The state Department of Natural Resources (DNR) boasted 250 game wardens back in 2000. But a series of budget cuts had dropped that workforce as low as 181 in fiscal 2017 before it rebounded to 234 in the fiscal 2025 budget that takes effect July 1.

“We’re still not up to where we were 24 years ago,” said Col. Mike England, director of the DNR’s Law Enforcement Division. “How many people are in Georgia in 2000, and how many do we have now?”

The DNR isn’t alone when it comes to workforce shortages. The $36.1 billion state budget the General Assembly adopted in March includes $3,000 pay raises for workers in state agencies suffering high turnover rates on top of the 4% cost-of-living increases most state and university system employees are getting.

While game wardens are among the workforce groups that will qualify for those additional raises, the increases also are going to a wide range of employees including state troopers and child welfare workers.

But England said game wardens face more difficult work schedules than their colleagues, which contributes to high turnover rates.

“We don’t work shifts,” he said. “Game wardens are on call 24 hours a day.”

Because hunters and anglers tend to pursue their hobbies on weekends, game wardens are only off duty one weekend per month, England said.

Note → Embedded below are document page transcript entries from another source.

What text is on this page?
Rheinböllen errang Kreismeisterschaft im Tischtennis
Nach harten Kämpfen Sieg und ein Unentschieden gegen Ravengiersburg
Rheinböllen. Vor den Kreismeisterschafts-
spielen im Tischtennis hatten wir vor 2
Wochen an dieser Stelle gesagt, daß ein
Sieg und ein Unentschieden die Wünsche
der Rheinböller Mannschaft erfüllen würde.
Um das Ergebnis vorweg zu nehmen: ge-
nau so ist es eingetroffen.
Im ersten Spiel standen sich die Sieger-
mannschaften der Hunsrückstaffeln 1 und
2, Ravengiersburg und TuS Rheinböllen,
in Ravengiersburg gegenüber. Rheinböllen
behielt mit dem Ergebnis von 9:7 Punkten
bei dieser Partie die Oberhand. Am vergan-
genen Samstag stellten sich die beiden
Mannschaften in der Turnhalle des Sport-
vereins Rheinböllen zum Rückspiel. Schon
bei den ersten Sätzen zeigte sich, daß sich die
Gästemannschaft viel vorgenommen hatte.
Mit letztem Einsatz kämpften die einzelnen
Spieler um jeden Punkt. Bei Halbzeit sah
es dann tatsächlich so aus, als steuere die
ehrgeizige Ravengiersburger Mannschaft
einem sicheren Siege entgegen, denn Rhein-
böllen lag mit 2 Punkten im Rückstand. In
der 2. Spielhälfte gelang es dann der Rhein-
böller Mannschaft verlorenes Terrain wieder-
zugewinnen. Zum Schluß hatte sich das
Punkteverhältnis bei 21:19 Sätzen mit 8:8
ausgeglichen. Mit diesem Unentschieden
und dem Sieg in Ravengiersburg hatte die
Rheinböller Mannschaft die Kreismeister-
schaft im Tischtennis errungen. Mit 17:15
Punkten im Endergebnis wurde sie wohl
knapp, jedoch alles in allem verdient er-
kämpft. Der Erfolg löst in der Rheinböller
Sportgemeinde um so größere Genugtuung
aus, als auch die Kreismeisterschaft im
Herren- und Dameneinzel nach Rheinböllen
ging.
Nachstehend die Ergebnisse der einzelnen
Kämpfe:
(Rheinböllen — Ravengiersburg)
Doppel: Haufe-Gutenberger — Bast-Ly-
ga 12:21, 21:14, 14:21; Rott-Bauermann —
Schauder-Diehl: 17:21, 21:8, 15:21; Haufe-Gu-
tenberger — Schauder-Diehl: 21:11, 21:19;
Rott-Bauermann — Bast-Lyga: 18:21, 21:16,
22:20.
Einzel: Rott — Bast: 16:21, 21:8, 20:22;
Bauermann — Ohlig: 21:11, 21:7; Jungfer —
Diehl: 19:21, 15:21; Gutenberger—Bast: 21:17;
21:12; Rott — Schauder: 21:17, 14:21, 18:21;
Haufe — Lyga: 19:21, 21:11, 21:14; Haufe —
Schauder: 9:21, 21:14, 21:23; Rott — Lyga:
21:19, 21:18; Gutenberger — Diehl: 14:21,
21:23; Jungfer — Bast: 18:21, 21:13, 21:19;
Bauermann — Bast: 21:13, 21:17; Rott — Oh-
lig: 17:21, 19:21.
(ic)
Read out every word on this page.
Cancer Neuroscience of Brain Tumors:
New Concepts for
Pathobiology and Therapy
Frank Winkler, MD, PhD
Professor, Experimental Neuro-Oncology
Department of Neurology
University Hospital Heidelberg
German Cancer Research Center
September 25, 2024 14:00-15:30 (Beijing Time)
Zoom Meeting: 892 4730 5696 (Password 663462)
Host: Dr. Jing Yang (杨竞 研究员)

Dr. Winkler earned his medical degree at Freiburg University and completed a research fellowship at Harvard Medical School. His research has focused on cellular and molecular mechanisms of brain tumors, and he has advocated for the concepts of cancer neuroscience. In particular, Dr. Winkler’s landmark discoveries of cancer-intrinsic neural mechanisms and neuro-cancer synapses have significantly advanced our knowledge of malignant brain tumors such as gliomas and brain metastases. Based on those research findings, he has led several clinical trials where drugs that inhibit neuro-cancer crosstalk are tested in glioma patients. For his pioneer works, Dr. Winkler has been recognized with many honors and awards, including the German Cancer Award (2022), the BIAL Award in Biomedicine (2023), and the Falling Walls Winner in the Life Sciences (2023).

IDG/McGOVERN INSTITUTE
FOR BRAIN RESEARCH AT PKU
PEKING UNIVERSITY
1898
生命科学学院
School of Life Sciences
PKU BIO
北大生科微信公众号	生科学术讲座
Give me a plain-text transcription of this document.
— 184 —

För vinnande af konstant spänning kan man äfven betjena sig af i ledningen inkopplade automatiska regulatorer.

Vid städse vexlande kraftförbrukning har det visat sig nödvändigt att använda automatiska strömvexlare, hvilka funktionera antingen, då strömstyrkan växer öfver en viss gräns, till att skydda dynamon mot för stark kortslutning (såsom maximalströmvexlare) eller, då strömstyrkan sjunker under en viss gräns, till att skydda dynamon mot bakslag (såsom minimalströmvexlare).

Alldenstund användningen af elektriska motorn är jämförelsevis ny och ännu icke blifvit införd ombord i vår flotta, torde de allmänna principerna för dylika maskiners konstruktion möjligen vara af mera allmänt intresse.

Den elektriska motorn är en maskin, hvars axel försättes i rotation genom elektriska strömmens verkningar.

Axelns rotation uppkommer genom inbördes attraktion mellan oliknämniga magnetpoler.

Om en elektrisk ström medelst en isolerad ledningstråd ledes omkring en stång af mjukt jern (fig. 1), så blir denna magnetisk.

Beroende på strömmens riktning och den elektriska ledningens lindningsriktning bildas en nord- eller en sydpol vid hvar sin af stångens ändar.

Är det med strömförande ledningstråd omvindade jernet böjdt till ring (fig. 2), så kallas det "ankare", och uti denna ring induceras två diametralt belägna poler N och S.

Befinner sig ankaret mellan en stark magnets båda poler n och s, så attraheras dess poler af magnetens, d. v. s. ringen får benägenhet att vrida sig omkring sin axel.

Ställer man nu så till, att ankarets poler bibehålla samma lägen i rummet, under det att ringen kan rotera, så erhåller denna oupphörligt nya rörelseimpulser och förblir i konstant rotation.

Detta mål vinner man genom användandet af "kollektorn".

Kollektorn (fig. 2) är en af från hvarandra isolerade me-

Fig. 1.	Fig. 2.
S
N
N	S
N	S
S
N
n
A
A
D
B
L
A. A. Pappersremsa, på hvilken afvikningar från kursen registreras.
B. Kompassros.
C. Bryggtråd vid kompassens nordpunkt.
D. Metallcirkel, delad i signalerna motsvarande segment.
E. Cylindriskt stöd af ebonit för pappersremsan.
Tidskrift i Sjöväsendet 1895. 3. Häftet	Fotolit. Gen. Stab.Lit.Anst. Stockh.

“Our officers can’t go home and drink a beer because they may be on call,” he said. “They get tired of the schedule.”

Mike Worley, president and CEO of the Georgia Wildlife Federation, said the shortage of game wardens has not affected the agency’s ability to process applications for hunting and fishing licenses in a timely manner.

“Our technology has helped us a lot,” he said. “There is really not a backlog for hunting and fishing licenses. It’s really about the enforcement.”

Worley said the shortage encourages law breakers to engage in such criminal activities as bringing deer into Georgia that might carry disease or smuggling turtles and other reptiles out of the state for sale on the black market.

“When I run into a game warden in the field, I find them very courteous, thoughtful, and respectful,” he said. “(But) how often are you checked by one of these officers? It’s not often. … There are folks who will roll the dice and take their chances because we don’t have enough of them.”

The DNR’s budget for the coming fiscal year includes $577,000 to hire six additional game wardens. England said that won’t do more than put a dent in the workforce shortage.

“All we’re doing is chipping away a little at a time,” he said.

With games wardens working such long hours because they’re spread so thin, England said it has taken a special type of person to stick with the job.

“Our people are very dedicated,” he said. “They love their job. Those who don’t move on.”